This image highlights the Schema Registry option in the sidebar. height=200
  • Copy the API endpoint from the API endpoint box

  • API key/secret pairs can be created in the API credentials box. Just like for the cluster, make sure to save these because you won’t be able to access the secrets from the UI again.

This image shows that an API key and secret was generated. The values of the key and secret are shown once after creation.

Message key

To read the data held in the message key you need to do the following:

  1. Specify the format of the data in the key with key.format.

  2. Specify the name of the fields in the key with key.fields.

  3. Set value.fields-include=EXCEPT_KEY.

    1. If you are using the Decodable web interface to create the connection, you will need to use the CLI (as shown below) or API after creating the connection to update it with this property.

  4. Add the key fields and their data types to the connection schema.

    Do not set these as primary key in the schema.

Example

This example is based on a Confluent Cloud topic in which the key looks like this:

{
    "tenant": {
        "id": "acme-corp",
        "region": "us-west-2"
    }
}

and the value like this:

{
    "product_id": 1,
    "order_ts": 1534772501276,
    "total_amount": 10.50
}

CLI

To create a connection directly based on the above message key and value with the CLI use:

decodable connection create                        \
    --name orders                                  \
    --type source                                  \
    --connector confluent-cloud                              \
    --prop bootstrap.servers=broker:port           \
    --prop value.format=json                       \
    --prop key.fields=tenant                       \
    --prop key.format=json                         \
    --prop parse-error-policy=FAIL                 \
    --prop properties.auto.offset.reset=none       \
    --prop scan.startup.mode=earliest-offset       \
    --prop topic=orders                            \
    --prop value.fields-include=EXCEPT_KEY         \
    --field tenant="ROW<id STRING, region STRING>" \
    --field product_id="INT"                       \
    --field order_ts="BIGINT"                      \
    --field total_amount="FLOAT"

Web app

To configure a connection in the Decodable web app do the following:

  1. Create a connection to your Confluent Cloud broker including the following settings:

    Key Format

    JSON

    Key Fields

    tenant

    Value Format

    JSON

  2. Define the connection schema. This must include the field from the key (tenant).

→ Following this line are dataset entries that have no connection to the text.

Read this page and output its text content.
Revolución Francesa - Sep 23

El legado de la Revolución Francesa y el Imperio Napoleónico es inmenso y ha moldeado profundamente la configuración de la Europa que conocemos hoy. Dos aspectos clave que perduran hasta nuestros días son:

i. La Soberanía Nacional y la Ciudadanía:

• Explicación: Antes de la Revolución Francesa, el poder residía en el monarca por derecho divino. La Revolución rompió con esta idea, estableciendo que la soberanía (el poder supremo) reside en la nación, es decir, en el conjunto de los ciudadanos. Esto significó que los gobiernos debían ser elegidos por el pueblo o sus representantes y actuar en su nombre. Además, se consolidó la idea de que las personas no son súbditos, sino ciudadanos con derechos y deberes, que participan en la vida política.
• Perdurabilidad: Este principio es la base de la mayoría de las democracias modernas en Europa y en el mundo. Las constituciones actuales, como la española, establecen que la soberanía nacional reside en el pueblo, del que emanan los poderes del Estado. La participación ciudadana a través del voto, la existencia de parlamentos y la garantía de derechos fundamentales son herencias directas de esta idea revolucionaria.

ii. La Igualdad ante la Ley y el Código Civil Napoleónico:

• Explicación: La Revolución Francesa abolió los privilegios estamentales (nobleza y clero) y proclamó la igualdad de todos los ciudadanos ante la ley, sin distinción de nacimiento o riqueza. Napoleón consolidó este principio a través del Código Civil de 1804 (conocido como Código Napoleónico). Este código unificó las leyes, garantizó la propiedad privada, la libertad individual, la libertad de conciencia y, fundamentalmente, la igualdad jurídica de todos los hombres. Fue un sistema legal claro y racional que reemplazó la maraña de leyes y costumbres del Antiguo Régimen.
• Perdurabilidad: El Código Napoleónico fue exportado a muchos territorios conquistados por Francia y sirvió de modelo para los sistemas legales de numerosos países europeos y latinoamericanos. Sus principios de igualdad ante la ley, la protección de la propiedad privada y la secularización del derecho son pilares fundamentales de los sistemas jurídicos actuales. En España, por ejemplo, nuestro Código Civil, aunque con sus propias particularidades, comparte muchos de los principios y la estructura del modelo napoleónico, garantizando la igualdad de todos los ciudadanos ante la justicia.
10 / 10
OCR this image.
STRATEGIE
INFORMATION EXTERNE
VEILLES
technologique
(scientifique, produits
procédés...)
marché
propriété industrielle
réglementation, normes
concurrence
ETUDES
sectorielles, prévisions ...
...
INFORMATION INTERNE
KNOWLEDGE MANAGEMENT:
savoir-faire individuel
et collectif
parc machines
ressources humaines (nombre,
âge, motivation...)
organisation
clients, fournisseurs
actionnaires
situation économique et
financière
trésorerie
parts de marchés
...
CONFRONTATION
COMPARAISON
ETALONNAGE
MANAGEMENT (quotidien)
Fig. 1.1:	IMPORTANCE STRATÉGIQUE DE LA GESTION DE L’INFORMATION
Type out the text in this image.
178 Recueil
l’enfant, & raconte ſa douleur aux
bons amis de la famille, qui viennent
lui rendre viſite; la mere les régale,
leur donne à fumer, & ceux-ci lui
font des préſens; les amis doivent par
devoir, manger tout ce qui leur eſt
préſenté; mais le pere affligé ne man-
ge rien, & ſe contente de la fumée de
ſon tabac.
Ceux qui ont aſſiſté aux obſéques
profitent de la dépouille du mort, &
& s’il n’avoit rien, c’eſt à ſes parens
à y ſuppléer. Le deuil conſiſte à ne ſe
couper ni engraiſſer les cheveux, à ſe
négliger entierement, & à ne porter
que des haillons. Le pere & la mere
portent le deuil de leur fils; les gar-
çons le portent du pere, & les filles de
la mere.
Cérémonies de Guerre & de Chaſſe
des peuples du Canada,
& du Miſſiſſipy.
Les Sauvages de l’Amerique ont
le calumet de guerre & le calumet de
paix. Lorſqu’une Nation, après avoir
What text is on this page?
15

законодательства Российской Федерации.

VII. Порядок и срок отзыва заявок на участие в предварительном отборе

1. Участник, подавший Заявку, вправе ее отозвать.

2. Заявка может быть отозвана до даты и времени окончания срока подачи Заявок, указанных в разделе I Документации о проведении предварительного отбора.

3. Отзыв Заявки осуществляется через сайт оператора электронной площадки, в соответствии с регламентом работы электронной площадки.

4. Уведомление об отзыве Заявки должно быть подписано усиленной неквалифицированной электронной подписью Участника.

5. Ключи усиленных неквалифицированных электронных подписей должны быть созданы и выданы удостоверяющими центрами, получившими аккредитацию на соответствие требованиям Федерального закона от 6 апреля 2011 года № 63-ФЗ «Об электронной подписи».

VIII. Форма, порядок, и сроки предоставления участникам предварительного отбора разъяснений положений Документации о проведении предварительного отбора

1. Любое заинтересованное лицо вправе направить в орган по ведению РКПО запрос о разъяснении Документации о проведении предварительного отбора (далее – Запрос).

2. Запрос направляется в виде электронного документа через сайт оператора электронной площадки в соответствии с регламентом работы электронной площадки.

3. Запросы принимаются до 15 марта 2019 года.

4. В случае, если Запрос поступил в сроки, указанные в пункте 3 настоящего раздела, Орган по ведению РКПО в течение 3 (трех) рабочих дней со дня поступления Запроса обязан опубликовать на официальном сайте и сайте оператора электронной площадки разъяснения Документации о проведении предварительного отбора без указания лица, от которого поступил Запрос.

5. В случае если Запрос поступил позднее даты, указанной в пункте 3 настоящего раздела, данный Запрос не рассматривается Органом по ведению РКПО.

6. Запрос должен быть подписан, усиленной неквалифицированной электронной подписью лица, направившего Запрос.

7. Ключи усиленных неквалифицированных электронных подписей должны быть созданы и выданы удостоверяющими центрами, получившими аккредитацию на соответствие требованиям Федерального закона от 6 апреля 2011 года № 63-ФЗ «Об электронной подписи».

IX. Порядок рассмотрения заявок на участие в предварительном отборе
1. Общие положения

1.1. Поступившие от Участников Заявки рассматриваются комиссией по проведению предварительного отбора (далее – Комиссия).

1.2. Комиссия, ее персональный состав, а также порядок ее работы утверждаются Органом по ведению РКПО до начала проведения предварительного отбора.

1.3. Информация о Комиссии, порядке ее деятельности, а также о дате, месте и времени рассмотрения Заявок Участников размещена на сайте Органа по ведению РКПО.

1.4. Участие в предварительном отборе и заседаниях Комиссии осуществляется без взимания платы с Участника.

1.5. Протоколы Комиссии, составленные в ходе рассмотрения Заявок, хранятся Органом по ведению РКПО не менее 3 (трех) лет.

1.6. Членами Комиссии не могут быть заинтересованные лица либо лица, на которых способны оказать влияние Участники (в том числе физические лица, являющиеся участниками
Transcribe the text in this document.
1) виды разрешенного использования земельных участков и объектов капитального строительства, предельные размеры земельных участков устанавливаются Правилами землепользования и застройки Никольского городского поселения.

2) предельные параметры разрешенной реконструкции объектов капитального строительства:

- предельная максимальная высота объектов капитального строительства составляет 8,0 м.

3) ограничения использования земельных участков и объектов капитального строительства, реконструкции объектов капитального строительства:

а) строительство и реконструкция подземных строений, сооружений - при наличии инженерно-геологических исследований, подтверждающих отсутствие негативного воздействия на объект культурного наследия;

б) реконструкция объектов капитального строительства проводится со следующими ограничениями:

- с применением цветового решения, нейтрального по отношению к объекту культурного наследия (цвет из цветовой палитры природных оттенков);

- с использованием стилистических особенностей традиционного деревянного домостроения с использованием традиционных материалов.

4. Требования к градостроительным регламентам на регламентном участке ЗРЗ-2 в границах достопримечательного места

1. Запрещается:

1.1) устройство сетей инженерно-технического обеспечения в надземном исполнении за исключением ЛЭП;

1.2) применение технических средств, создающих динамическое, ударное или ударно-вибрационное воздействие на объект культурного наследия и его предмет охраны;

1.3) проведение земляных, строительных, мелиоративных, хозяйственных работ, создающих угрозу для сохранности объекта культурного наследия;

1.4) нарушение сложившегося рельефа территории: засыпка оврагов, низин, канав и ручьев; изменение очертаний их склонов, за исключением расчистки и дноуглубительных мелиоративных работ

    Do not mark it as a primary key field.

    Screenshot of the schema configuration
  3. Save the connection, but don’t activate it yet. Make a note of your connection id.

    Screenshot of connector screen showing its id
  4. Using the Decodable CLI update your connection (using the id from the previous step) to add the value.fields-include property

    decodable connection update 553feb9e --prop value.fields-include=EXCEPT_KEY
  5. Activate your connection as normal

  6. The data from the Confluent Cloud message key will be included in the stream:

    Screenshot of stream preview